ユーザーが、パッケージ/化粧箱を開けるときにどう感じるのか?
公開日:2022年06月12日(日)|ブランディング
iPhone箱=高級パッケージの代表?
最近、お客様からよくご相談があるのは「iPhoneの箱みたいなパッケージをつくりたい」というものです。
皆さん、iPhoneの箱・パッケージについて技術的にいいとか悪いとかはわからないけれど、何となく「iPhoneの箱はカッコいい、高級感がある」というイメージがあるようです。
すべての人ではないですが、実際にiPhoneの箱は捨てずに置いておく人が多くいます。恐らく普段この箱を使うことはないですが、なぜか捨てられずに置いてあると〜。
確かにそうですね。私もiPhoneはもちろん、iPadなどアップル製品のパッケージは全て捨てずに置いてあります。合理的な説明は出来ないですが、何故なのでしょうね?
そのアップルは、iPod、iPhone、Mac、Macbookなど高価な電子機器製品と同じくらい、製品パッケージのことを考えてデザイン&製作をしています。
アップル社内には、「箱の開封(Unboxing:下記参照)」を考える専門の部署があり、パッケージング(パッケージ)デザイナーが日々パッケージのことを考えています。
一般的にパッケージデザインというと、パッケージの形状(構造)やビジュアルなどが中心ですがアップルではそれだけにとどまりません。
人は箱を開けるとき、どう感じるのか?
その体験が、ブランド資産として積み重なる
製品パッケージに触れ、その箱を開けるときにユーザーがどう感じるか?
この箱の中からなにか美しいもの、とっても素晴らしい製品が出てくるのか。
箱を手に取り開ける瞬間からワクワクする感情が湧き上がってくるには、どんなパッケージが必要かを徹底的に考えてデザインするのです。
普通デザイナーは、プロダクト(製品)については徹底的に考えますが、そのパッケージについて外観上ではなく開封体験について深く考えることはありません。
製品パッケージに対しての視点が、他のメーカーとは根本的に違うのです。
彼らにとってのパッケージング(パッケージ)デザインとは、見た目だけではなくユーザー体験(UX:User Experience)つまり箱を開封するときにユーザーが感じるイメージや感動、ワクワクする期待感をデザインするのです。
ここまで考えてパッケージを考えるメーカーは、普通はありません。
当然、このためにアップルは膨大な時間と手間、そして予算を投資しています。
アップルにとって、製品パッケージは単なる包装資材というコストではないのです。
スティーブ・ジョブズは、そこまで考えてパッケージをデザインしたことに他なりません。
特に、iPhone箱(世界的にとても高度な技術レベルで作られた貼り箱)についてはあまりにも予算がかかり過ぎるため(年間数百億円の予算を投資)、社内全員があの箱について反対したといわれます。

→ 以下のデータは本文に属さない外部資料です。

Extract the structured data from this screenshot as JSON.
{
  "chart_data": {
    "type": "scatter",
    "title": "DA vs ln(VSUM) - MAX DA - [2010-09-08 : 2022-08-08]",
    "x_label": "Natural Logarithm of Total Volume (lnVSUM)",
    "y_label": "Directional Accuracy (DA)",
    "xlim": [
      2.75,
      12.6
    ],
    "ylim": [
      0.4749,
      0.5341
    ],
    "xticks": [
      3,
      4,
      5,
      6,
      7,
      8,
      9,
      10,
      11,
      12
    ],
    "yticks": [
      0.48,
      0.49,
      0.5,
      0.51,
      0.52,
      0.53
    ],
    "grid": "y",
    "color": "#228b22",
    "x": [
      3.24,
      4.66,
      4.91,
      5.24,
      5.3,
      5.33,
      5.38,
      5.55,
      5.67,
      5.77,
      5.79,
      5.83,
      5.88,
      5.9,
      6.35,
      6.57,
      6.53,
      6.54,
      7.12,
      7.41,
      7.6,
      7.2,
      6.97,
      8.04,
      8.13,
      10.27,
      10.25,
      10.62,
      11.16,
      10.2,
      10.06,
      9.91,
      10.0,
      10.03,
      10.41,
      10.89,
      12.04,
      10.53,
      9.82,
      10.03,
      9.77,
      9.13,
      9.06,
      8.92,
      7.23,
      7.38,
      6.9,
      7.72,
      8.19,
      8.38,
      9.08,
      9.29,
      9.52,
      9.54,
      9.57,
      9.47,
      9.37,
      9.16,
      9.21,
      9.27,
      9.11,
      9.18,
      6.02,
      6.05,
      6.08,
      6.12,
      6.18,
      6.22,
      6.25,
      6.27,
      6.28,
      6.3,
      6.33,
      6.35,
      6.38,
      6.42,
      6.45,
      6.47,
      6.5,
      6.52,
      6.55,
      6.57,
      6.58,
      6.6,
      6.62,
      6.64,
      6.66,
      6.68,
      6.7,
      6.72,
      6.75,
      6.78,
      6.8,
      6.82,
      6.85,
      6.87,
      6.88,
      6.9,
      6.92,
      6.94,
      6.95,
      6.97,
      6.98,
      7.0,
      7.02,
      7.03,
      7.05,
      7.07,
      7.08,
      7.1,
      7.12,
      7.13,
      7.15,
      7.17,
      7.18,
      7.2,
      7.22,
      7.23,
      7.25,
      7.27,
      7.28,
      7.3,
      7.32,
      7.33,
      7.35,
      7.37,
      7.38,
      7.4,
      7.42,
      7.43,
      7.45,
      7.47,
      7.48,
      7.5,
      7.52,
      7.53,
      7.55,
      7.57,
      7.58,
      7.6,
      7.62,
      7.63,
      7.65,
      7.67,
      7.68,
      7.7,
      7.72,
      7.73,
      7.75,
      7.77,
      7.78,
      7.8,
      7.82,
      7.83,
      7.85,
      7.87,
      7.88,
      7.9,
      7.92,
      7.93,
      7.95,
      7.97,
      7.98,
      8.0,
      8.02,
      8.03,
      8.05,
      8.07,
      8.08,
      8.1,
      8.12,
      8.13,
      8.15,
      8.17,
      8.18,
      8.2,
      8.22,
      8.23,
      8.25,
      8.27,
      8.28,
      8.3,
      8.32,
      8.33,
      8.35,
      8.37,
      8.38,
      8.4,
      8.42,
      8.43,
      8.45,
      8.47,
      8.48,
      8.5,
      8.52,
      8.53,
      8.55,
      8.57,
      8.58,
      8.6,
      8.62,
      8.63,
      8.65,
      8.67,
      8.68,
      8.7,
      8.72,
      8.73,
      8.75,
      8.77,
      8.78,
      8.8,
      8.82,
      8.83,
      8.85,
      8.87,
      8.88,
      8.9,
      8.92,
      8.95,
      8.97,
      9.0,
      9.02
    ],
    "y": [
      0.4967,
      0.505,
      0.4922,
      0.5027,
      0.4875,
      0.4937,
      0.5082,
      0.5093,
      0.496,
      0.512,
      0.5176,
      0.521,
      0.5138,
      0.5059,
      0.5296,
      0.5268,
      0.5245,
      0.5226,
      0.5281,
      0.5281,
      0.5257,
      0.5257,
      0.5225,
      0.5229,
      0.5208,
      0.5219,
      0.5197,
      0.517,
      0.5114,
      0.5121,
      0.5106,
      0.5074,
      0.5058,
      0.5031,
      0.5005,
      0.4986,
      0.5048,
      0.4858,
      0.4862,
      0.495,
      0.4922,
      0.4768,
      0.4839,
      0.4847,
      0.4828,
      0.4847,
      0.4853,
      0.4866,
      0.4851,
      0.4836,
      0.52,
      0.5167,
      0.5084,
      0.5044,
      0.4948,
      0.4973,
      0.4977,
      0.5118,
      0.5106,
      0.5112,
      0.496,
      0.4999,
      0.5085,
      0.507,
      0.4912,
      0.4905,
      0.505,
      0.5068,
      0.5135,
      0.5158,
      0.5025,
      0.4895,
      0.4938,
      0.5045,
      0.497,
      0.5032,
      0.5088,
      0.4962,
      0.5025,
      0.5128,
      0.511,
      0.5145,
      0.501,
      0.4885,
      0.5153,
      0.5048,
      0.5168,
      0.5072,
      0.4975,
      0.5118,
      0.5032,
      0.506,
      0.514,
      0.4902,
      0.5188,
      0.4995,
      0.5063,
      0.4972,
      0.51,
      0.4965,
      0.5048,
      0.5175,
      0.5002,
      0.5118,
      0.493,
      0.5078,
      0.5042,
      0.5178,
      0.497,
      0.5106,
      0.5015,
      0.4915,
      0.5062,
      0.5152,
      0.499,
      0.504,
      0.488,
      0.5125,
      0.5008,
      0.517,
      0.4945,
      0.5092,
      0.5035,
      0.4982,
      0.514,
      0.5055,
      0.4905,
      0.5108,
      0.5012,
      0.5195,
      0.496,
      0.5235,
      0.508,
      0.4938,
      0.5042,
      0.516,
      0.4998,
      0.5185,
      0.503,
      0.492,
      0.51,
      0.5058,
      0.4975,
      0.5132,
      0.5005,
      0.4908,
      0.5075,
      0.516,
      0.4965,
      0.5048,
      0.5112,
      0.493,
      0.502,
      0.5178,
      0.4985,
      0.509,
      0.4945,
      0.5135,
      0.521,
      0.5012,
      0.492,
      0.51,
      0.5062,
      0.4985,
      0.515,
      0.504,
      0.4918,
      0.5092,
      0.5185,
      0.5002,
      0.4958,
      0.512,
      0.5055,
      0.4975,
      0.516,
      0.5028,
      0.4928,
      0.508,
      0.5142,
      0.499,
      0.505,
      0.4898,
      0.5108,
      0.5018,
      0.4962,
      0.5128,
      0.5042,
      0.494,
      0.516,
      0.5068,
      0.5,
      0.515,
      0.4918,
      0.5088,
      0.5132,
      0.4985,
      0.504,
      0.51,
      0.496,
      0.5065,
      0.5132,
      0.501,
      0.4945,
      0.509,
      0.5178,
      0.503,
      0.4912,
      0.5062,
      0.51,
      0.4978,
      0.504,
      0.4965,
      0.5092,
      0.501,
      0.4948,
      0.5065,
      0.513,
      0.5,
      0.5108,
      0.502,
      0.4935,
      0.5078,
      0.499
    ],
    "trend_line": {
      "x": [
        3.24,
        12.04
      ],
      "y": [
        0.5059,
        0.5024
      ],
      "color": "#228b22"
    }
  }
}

ただ、ひとりを除いて….。
そう。ただひとり「これでいこう!!」と考えたスティーブ・ジョブズは、iPhone箱をこのパッケージにしたらブランドの「顔」になる。この箱から取り出すときのワクワク感は、まさにiPhoneの価値を伝えると考えたのです。そして、このパッケージの開封体験がアップルのブランド資産(ブランドエクイティ)として積み重なっていくと。

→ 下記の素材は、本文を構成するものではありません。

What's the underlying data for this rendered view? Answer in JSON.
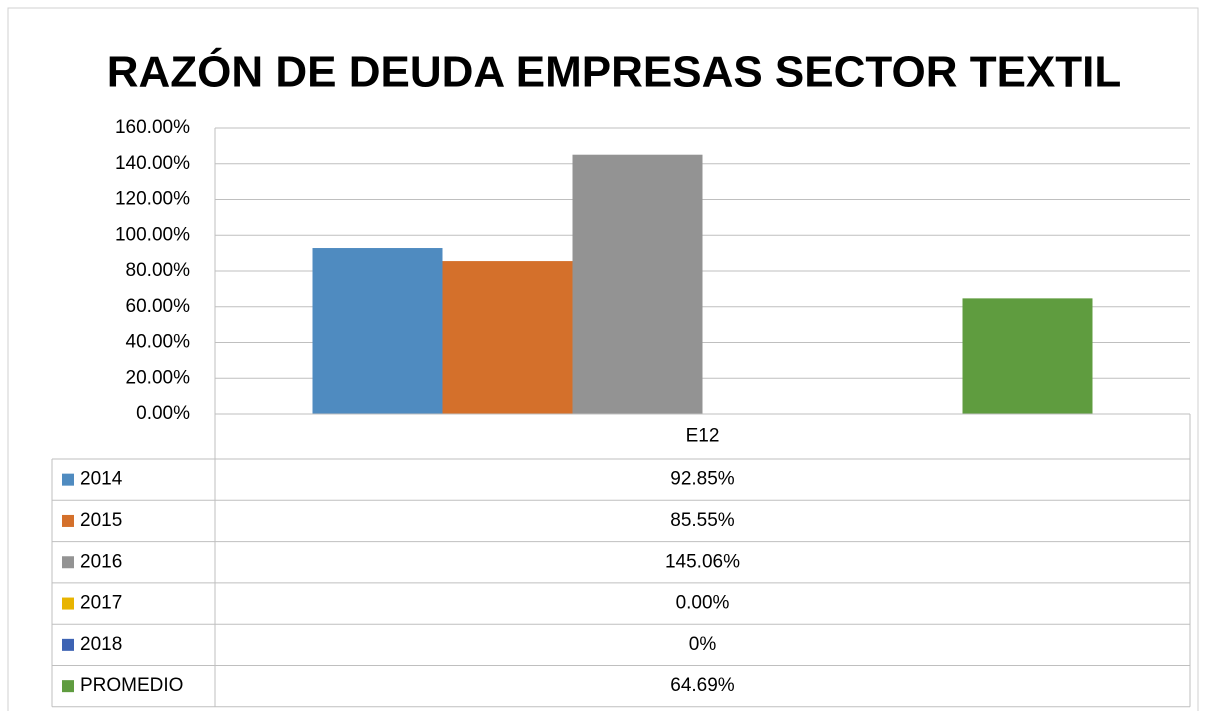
{
  "chart_data": {
    "type": "bar",
    "title": "RAZÓN DE DEUDA EMPRESAS SECTOR TEXTIL",
    "categories": [
      "E12"
    ],
    "series": [
      {
        "name": "2014",
        "color": "#4f8bc0",
        "values": [
          92.85
        ],
        "value_labels": [
          "92.85%"
        ]
      },
      {
        "name": "2015",
        "color": "#d4702b",
        "values": [
          85.55
        ],
        "value_labels": [
          "85.55%"
        ]
      },
      {
        "name": "2016",
        "color": "#939393",
        "values": [
          145.06
        ],
        "value_labels": [
          "145.06%"
        ]
      },
      {
        "name": "2017",
        "color": "#e8b400",
        "values": [
          0
        ],
        "value_labels": [
          "0.00%"
        ]
      },
      {
        "name": "2018",
        "color": "#3d63b3",
        "values": [
          0
        ],
        "value_labels": [
          "0%"
        ]
      },
      {
        "name": "PROMEDIO",
        "color": "#5f9c3f",
        "values": [
          64.69
        ],
        "value_labels": [
          "64.69%"
        ]
      }
    ],
    "ylim": [
      0,
      160
    ],
    "yticks": [
      {
        "value": 0,
        "label": "0.00%"
      },
      {
        "value": 20,
        "label": "20.00%"
      },
      {
        "value": 40,
        "label": "40.00%"
      },
      {
        "value": 60,
        "label": "60.00%"
      },
      {
        "value": 80,
        "label": "80.00%"
      },
      {
        "value": 100,
        "label": "100.00%"
      },
      {
        "value": 120,
        "label": "120.00%"
      },
      {
        "value": 140,
        "label": "140.00%"
      },
      {
        "value": 160,
        "label": "160.00%"
      }
    ],
    "grid": true
  }
}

アップルがここまで製品パッケージの「価値」、そして「意味」を考える哲学に脱帽です。
しかし本来パッケージ/商品の化粧箱は、ここまで考えてデザインして作るものです。
これは包装資材という単なるコストではなく、まさにブランディングでありマーケティングです。
アップルのようにはいかないまでも、パッケージング(製品を包むという行為)について真剣に考えて、その思いを持ってパッケージをつくってください。
パッケージの開封体験は、ブランドイメージに直結
今後は既存メーカーのみならず、特にD2C(Direct to Consumer)ブランドなどは、パッケージングについて緻密に考えていくことをお勧めします。何故なら、パッケージの開封体験はユーザーのブランドイメージに直結します。
あなたのブランドにとって、それが必ず、大きな「意味」を持って来るのです….。
※Unboxingとは、新しく購入した商品をそのパッケージから取り出す行動や経験全般のこと。開封体験。